For case (4), when the detected ray is not a direct path, for example, when the ray is bottom-reflected, a hypothesis about the source is sufficient to obtain one solution, corresponding to a ghost target. Indeed, if we suppose that the depth of the target is $z_{As}$ (whereas the true value is $z_T$), then we have $\beta =\frac{2D-\left(z_{As}+z_O\right)}{2D-\left(z_T+z_O\right)}$, whose biggest value ${\beta }_{Max}=\frac{2D-z_O}{2D-\left(z_T+z_O\right)}$, and the minimum value is ${\beta }_{Min}=\frac{2D-\left(z_{Max}+z_O\right)}{2D-\left(z_T+z_O\right)}$, where $z_{Max}$ is the largest depth of a submarine vehicle. Typically, in deep water, $D\ge 4000$ m. A reasonable choice of $z_{Max}$ could be 400 m. We can then have a range of $\beta$: $\left[{\beta }_{Min},{\beta }_{Max}\right]=\left[\frac{7600-z_O}{8000-\left(z_T+z_O\right)},\frac{8000-z_O}{8000-\left(z_T+z_O\right)}\right]$. For instance, when the depths of the antenna and the target are, respectively, 200 and 100 m, we have $\left[{\beta }_{Min},{\beta }_{Max}\right]=\left[0.974,1.013\right]$. In this way, we bound the set of ghost targets, and we can expect that the bias induced by a wrong choice of $z_{As}$ is very low.

4. 

For case (4) again, with a direct path, if the target is not at the same depth as the antenna, $\beta =\frac{z_{As}-z_O}{z_T-z_O}$. Because $\beta$ is a positive number, $z_{As}-z_O$ has the same sign as $z_T-z_O$: if $z_T>z_O$, then $z_O<z_{As}\le z_{Max}$, and $\left[{\beta }_{Min},{\beta }_{Max}\right]=\left[0,\frac{z_{Max}-z_O}{z_T-z_O}\right]$; if $z_T<z_O$, then $0\le z_{As}<z_O$, and $\left[{\beta }_{Min},{\beta }_{Max}\right]=\left[0,\frac{z_O}{z_T-z_O}\right]$. In both cases, the range $\left[{\beta }_{Min},{\beta }_{Max}\right]$ is too wide to be useful.
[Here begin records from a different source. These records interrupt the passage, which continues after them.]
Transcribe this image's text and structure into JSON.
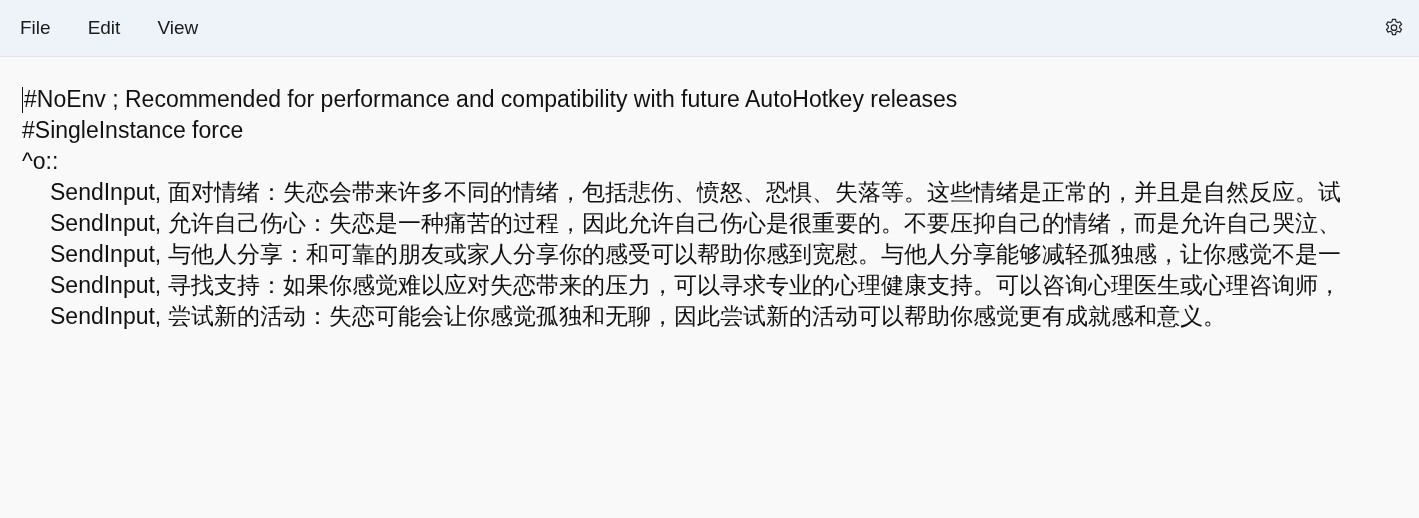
{
  "menu": [
    {
      "label": "File"
    },
    {
      "label": "Edit"
    },
    {
      "label": "View"
    }
  ],
  "editor": {
    "lines": [
      {
        "text": "#NoEnv ; Recommended for performance and compatibility with future AutoHotkey releases"
      },
      {
        "text": "#SingleInstance force"
      },
      {
        "text": "^o::",
        "children": [
          {
            "text": "SendInput, 面对情绪：失恋会带来许多不同的情绪，包括悲伤、愤怒、恐惧、失落等。这些情绪是正常的，并且是自然反应。试"
          },
          {
            "text": "SendInput, 允许自己伤心：失恋是一种痛苦的过程，因此允许自己伤心是很重要的。不要压抑自己的情绪，而是允许自己哭泣、"
          },
          {
            "text": "SendInput, 与他人分享：和可靠的朋友或家人分享你的感受可以帮助你感到宽慰。与他人分享能够减轻孤独感，让你感觉不是一"
          },
          {
            "text": "SendInput, 寻找支持：如果你感觉难以应对失恋带来的压力，可以寻求专业的心理健康支持。可以咨询心理医生或心理咨询师，"
          },
          {
            "text": "SendInput, 尝试新的活动：失恋可能会让你感觉孤独和无聊，因此尝试新的活动可以帮助你感觉更有成就感和意义。"
          }
        ]
      }
    ]
  }
}
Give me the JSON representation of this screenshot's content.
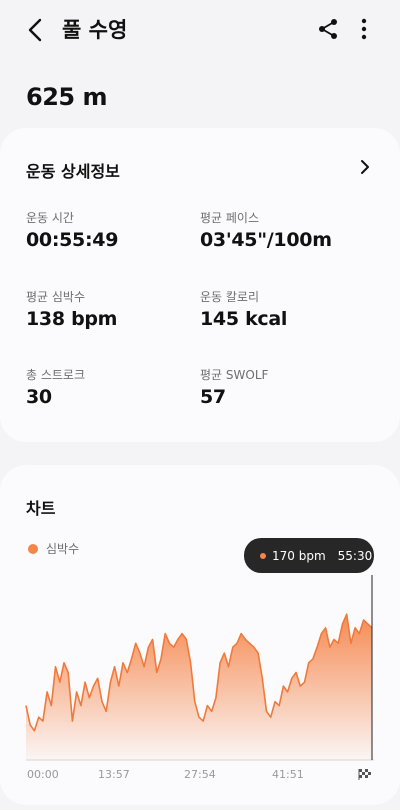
{
  "header": {
    "title": "풀 수영",
    "distance": "625 m"
  },
  "details": {
    "section_title": "운동 상세정보",
    "stats": [
      {
        "label": "운동 시간",
        "value": "00:55:49"
      },
      {
        "label": "평균 페이스",
        "value": "03'45\"/100m"
      },
      {
        "label": "평균 심박수",
        "value": "138 bpm"
      },
      {
        "label": "운동 칼로리",
        "value": "145 kcal"
      },
      {
        "label": "총 스트로크",
        "value": "30"
      },
      {
        "label": "평균 SWOLF",
        "value": "57"
      }
    ]
  },
  "chart_section": {
    "title": "차트",
    "legend": "심박수",
    "tooltip": {
      "value": "170 bpm",
      "time": "55:30"
    }
  },
  "colors": {
    "accent": "#f5854a",
    "tooltip_bg": "#272727",
    "card_bg": "#fbfbfd",
    "page_bg": "#f4f4f6"
  },
  "chart_data": {
    "type": "area",
    "series": [
      {
        "name": "심박수",
        "values": [
          128,
          118,
          115,
          122,
          120,
          135,
          128,
          148,
          140,
          150,
          145,
          120,
          135,
          128,
          140,
          132,
          138,
          142,
          130,
          125,
          140,
          148,
          138,
          150,
          145,
          152,
          160,
          155,
          148,
          158,
          162,
          145,
          152,
          165,
          160,
          158,
          162,
          165,
          162,
          150,
          130,
          122,
          120,
          128,
          125,
          132,
          150,
          155,
          148,
          158,
          160,
          165,
          162,
          160,
          158,
          155,
          142,
          125,
          122,
          130,
          128,
          138,
          135,
          142,
          145,
          138,
          140,
          150,
          152,
          158,
          165,
          168,
          158,
          162,
          160,
          170,
          175,
          160,
          168,
          165,
          172,
          170,
          168
        ]
      }
    ],
    "xtick_labels": [
      "00:00",
      "13:57",
      "27:54",
      "41:51"
    ],
    "x_end_icon": "checkered-flag-icon",
    "ylim": [
      100,
      190
    ],
    "grid": false,
    "highlight": {
      "value": 170,
      "time": "55:30"
    }
  }
}
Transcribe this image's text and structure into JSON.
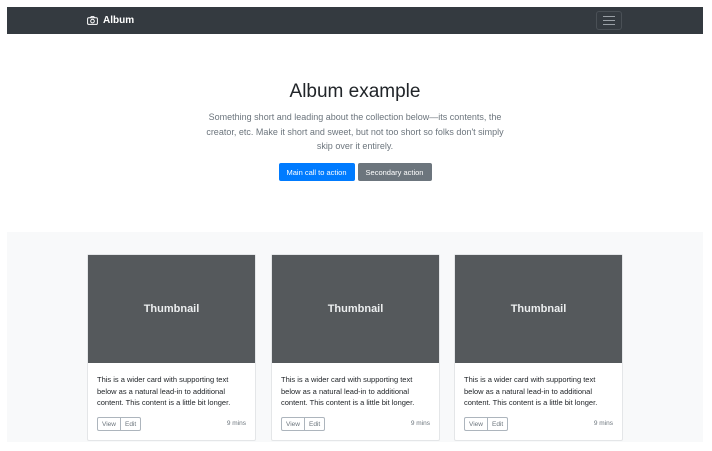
{
  "navbar": {
    "brand": "Album",
    "brand_icon": "camera-icon",
    "toggler_icon": "hamburger-menu-icon"
  },
  "jumbotron": {
    "heading": "Album example",
    "lead": "Something short and leading about the collection below—its contents, the creator, etc. Make it short and sweet, but not too short so folks don't simply skip over it entirely.",
    "primary_action": "Main call to action",
    "secondary_action": "Secondary action"
  },
  "cards": [
    {
      "thumbnail": "Thumbnail",
      "text": "This is a wider card with supporting text below as a natural lead-in to additional content. This content is a little bit longer.",
      "view_label": "View",
      "edit_label": "Edit",
      "time": "9 mins"
    },
    {
      "thumbnail": "Thumbnail",
      "text": "This is a wider card with supporting text below as a natural lead-in to additional content. This content is a little bit longer.",
      "view_label": "View",
      "edit_label": "Edit",
      "time": "9 mins"
    },
    {
      "thumbnail": "Thumbnail",
      "text": "This is a wider card with supporting text below as a natural lead-in to additional content. This content is a little bit longer.",
      "view_label": "View",
      "edit_label": "Edit",
      "time": "9 mins"
    }
  ],
  "colors": {
    "navbar_bg": "#343a40",
    "primary": "#007bff",
    "secondary": "#6c757d",
    "thumbnail_bg": "#55595c",
    "album_bg": "#f8f9fa"
  }
}
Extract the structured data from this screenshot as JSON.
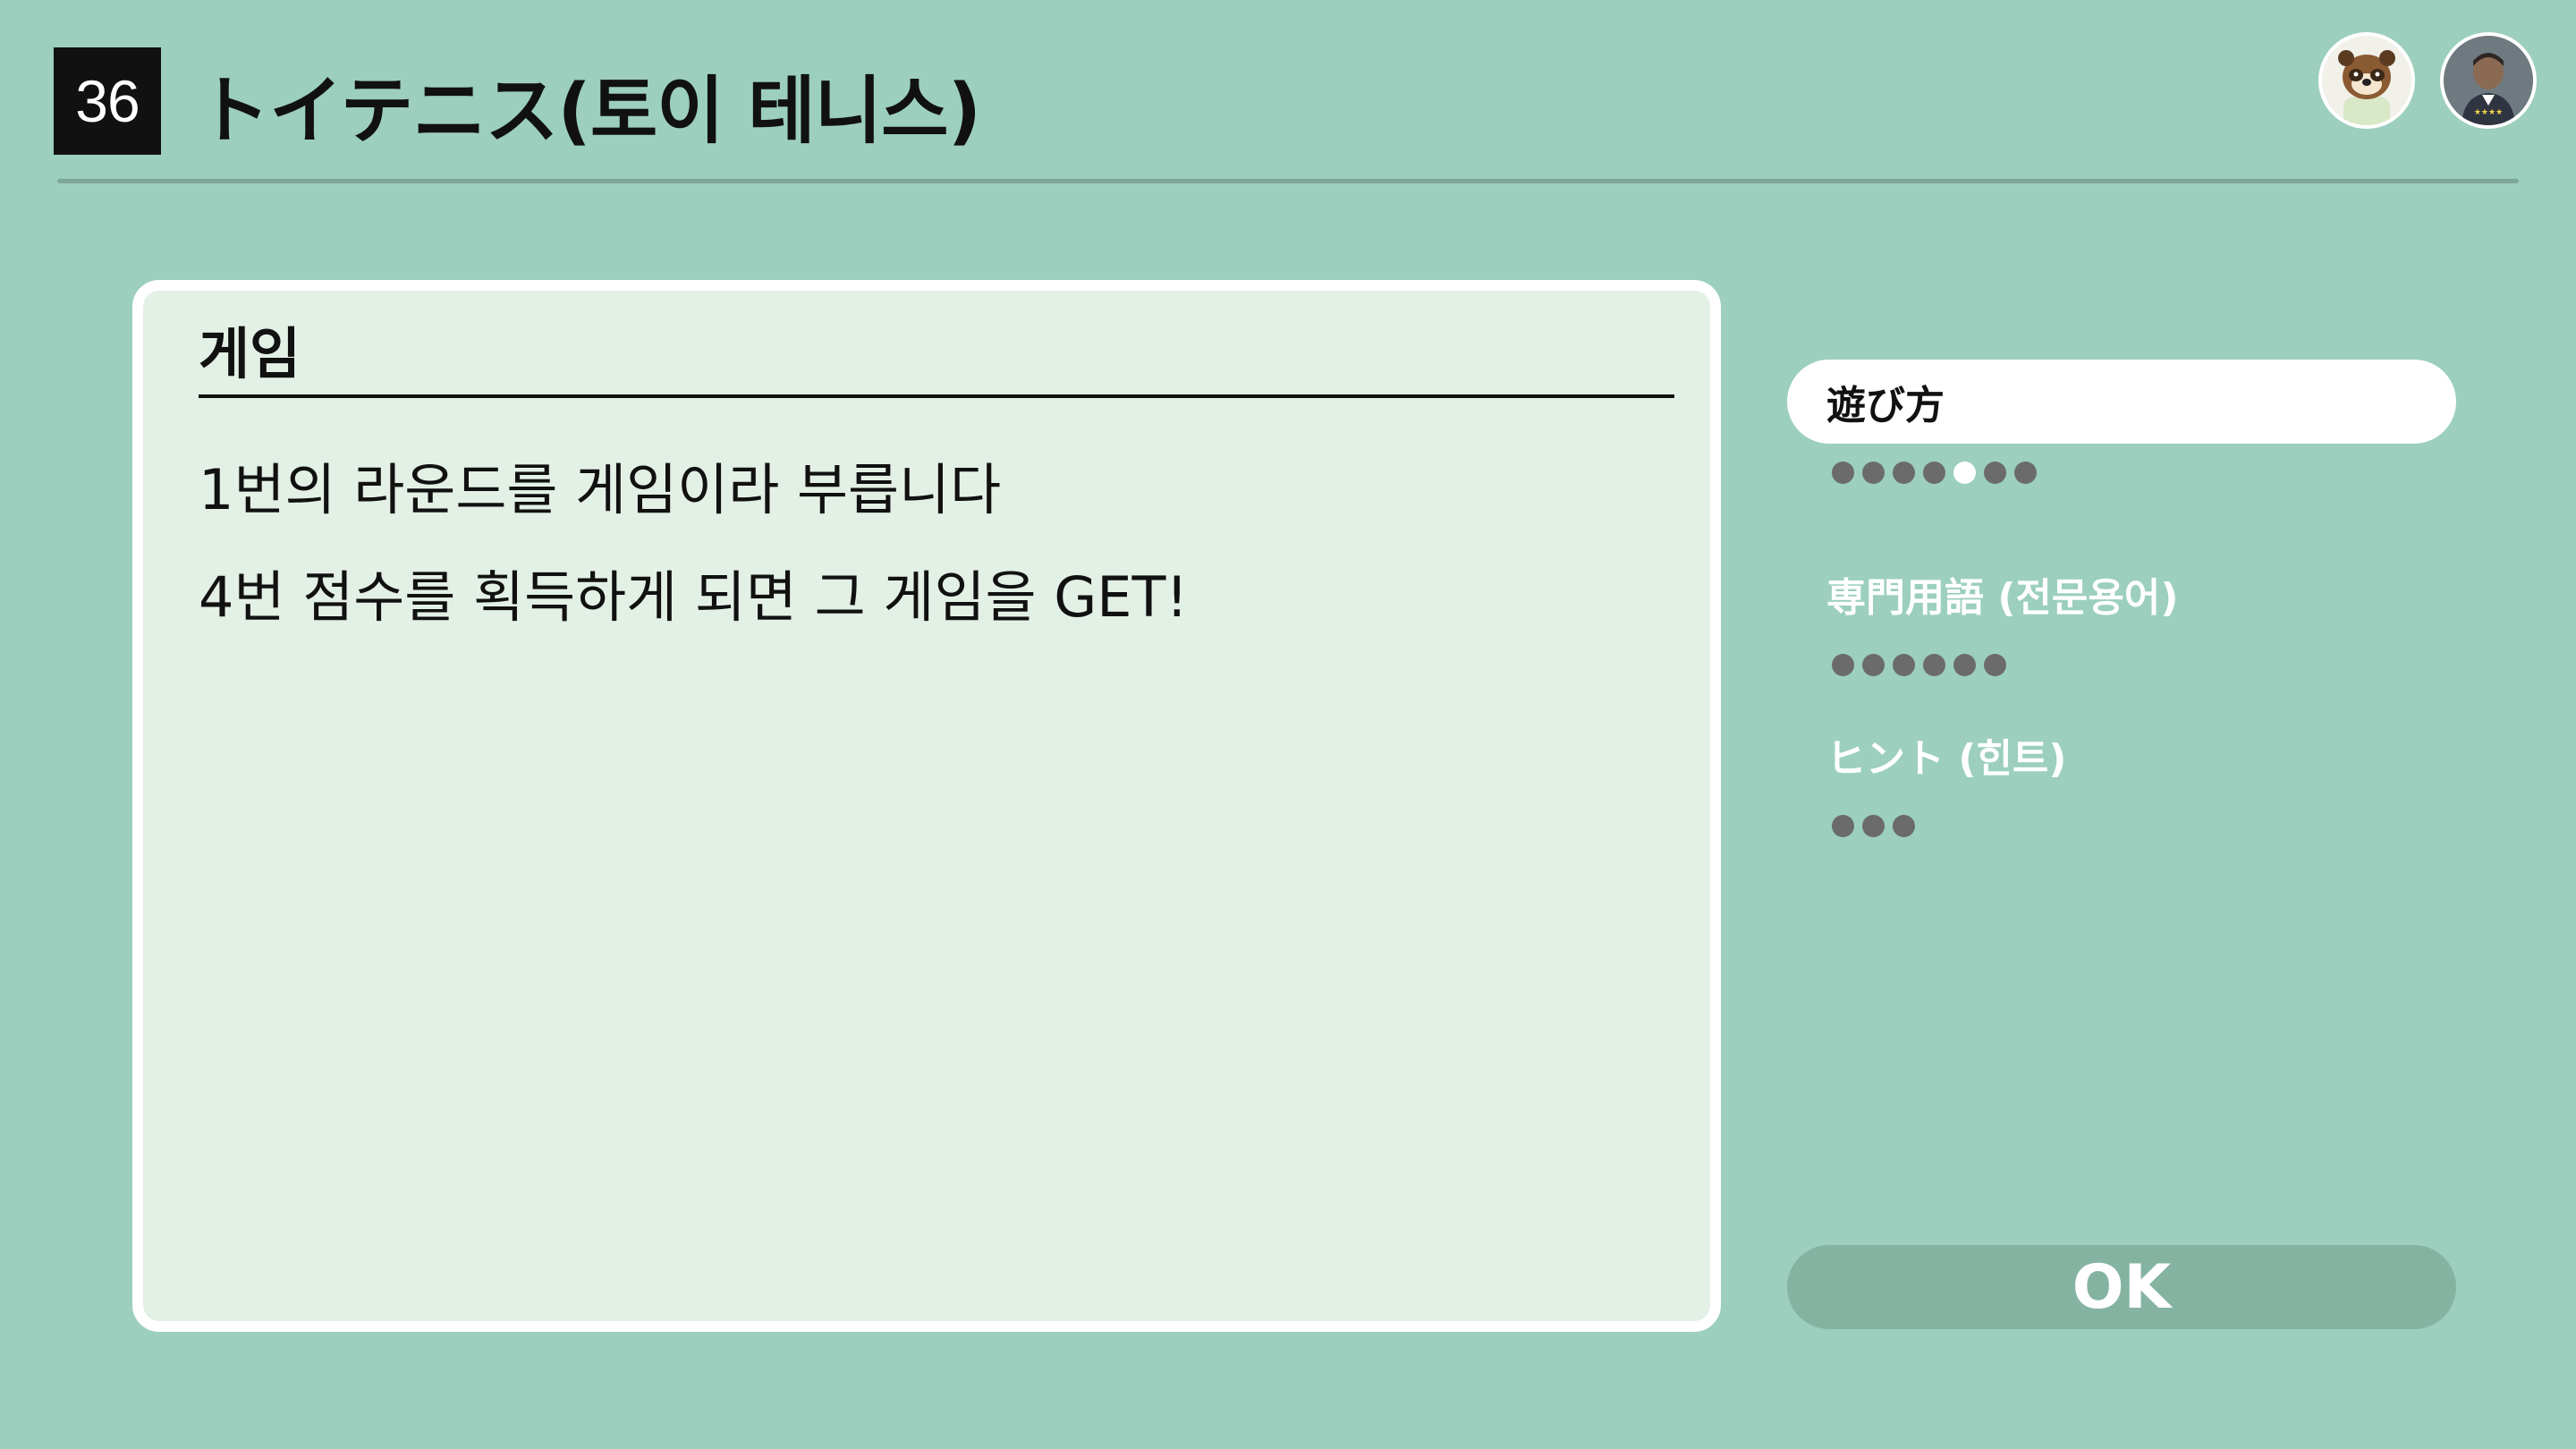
{
  "header": {
    "number": "36",
    "title": "トイテニス(토이 테니스)"
  },
  "avatars": {
    "npc_icon": "tanuki-npc-avatar",
    "player_icon": "player-avatar"
  },
  "content": {
    "heading": "게임",
    "lines": [
      "1번의 라운드를 게임이라 부릅니다",
      "4번 점수를 획득하게 되면 그 게임을 GET!"
    ]
  },
  "sidebar": {
    "items": [
      {
        "label": "遊び方",
        "active": true,
        "pages": 7,
        "current_page": 5
      },
      {
        "label": "専門用語 (전문용어)",
        "active": false,
        "pages": 6
      },
      {
        "label": "ヒント (힌트)",
        "active": false,
        "pages": 3
      }
    ]
  },
  "ok_button": {
    "label": "OK"
  },
  "colors": {
    "background": "#9ccfbd",
    "card": "#e3f0e6",
    "ok_button": "#85b3a2",
    "dot": "#6b6b6b",
    "dot_current": "#ffffff"
  }
}
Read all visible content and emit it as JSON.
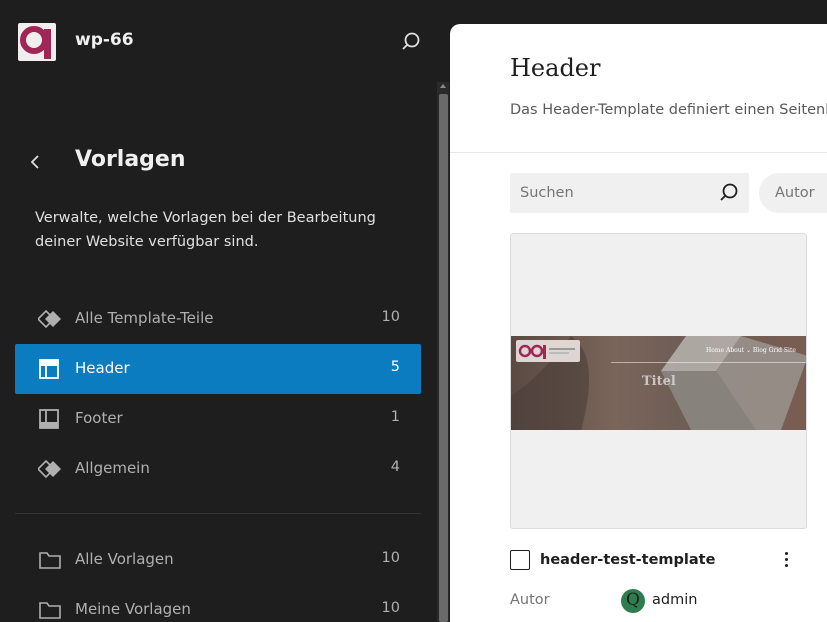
{
  "site": {
    "title": "wp-66"
  },
  "sidebar": {
    "back_label": "‹",
    "title": "Vorlagen",
    "description": "Verwalte, welche Vorlagen bei der Bearbeitung deiner Website verfügbar sind.",
    "items": [
      {
        "label": "Alle Template-Teile",
        "count": "10",
        "icon": "diamond-icon"
      },
      {
        "label": "Header",
        "count": "5",
        "icon": "header-layout-icon",
        "active": true
      },
      {
        "label": "Footer",
        "count": "1",
        "icon": "footer-layout-icon"
      },
      {
        "label": "Allgemein",
        "count": "4",
        "icon": "diamond-icon"
      },
      {
        "label": "Alle Vorlagen",
        "count": "10",
        "icon": "folder-icon"
      },
      {
        "label": "Meine Vorlagen",
        "count": "10",
        "icon": "folder-icon"
      }
    ]
  },
  "main": {
    "title": "Header",
    "description": "Das Header-Template definiert einen Seitenb",
    "search": {
      "placeholder": "Suchen"
    },
    "author_filter": "Autor",
    "card": {
      "title": "header-test-template",
      "author_label": "Autor",
      "author_name": "admin",
      "author_initial": "Q",
      "preview": {
        "nav": "Home  About ⌄  Blog  Grid Site",
        "heading": "Titel"
      }
    }
  },
  "colors": {
    "accent": "#0a7cbf",
    "sidebar_bg": "#1e1e1e",
    "main_bg": "#ffffff"
  }
}
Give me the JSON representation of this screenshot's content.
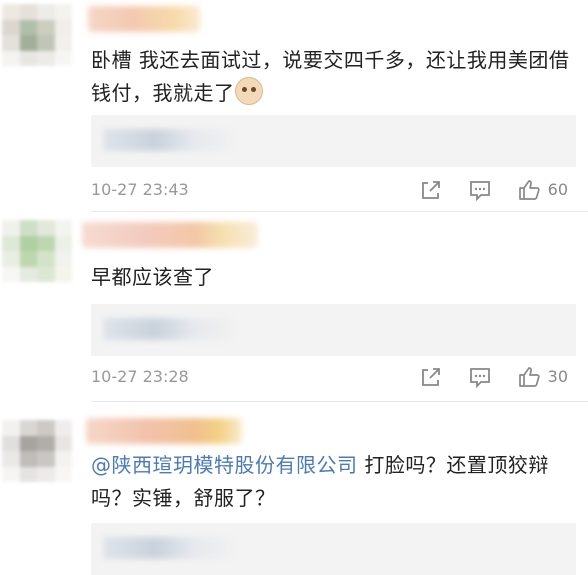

If the target and the antenna are at the same depth,$\beta$can take any positive value.

3.2. Estimation of the Trajectory

We run 500 Monte Carlo simulations for a typical scenario described as follows:

The observer starts from ${\left(\begin{array}{cc}0& 0\end{array}\right)}^T$ at the depth $z_O=200$m. Its speed and heading are, respectively, 5 m/s and 0°. The initial position of the target is ${\left(\begin{array}{cc}5000& 7000\end{array}\right)}^T$ and its depth is $z_T=100$m. Its route is 45° and its speed is 4 m/s.

• The measurements are collected every 4 s ($\Delta t=4$s). The scenario lasts 20 min.
• The sea bottom depth is 4000 m. The detected ray is a bottom-reflected ray.
• The assumed target depth is $z_{As}=200$m (whereas the true one is 100 m).
• First, the measurements have been corrupted with an additive Gaussian noise whose standard deviation is $\sigma =1.7\times {10}^{-2}$.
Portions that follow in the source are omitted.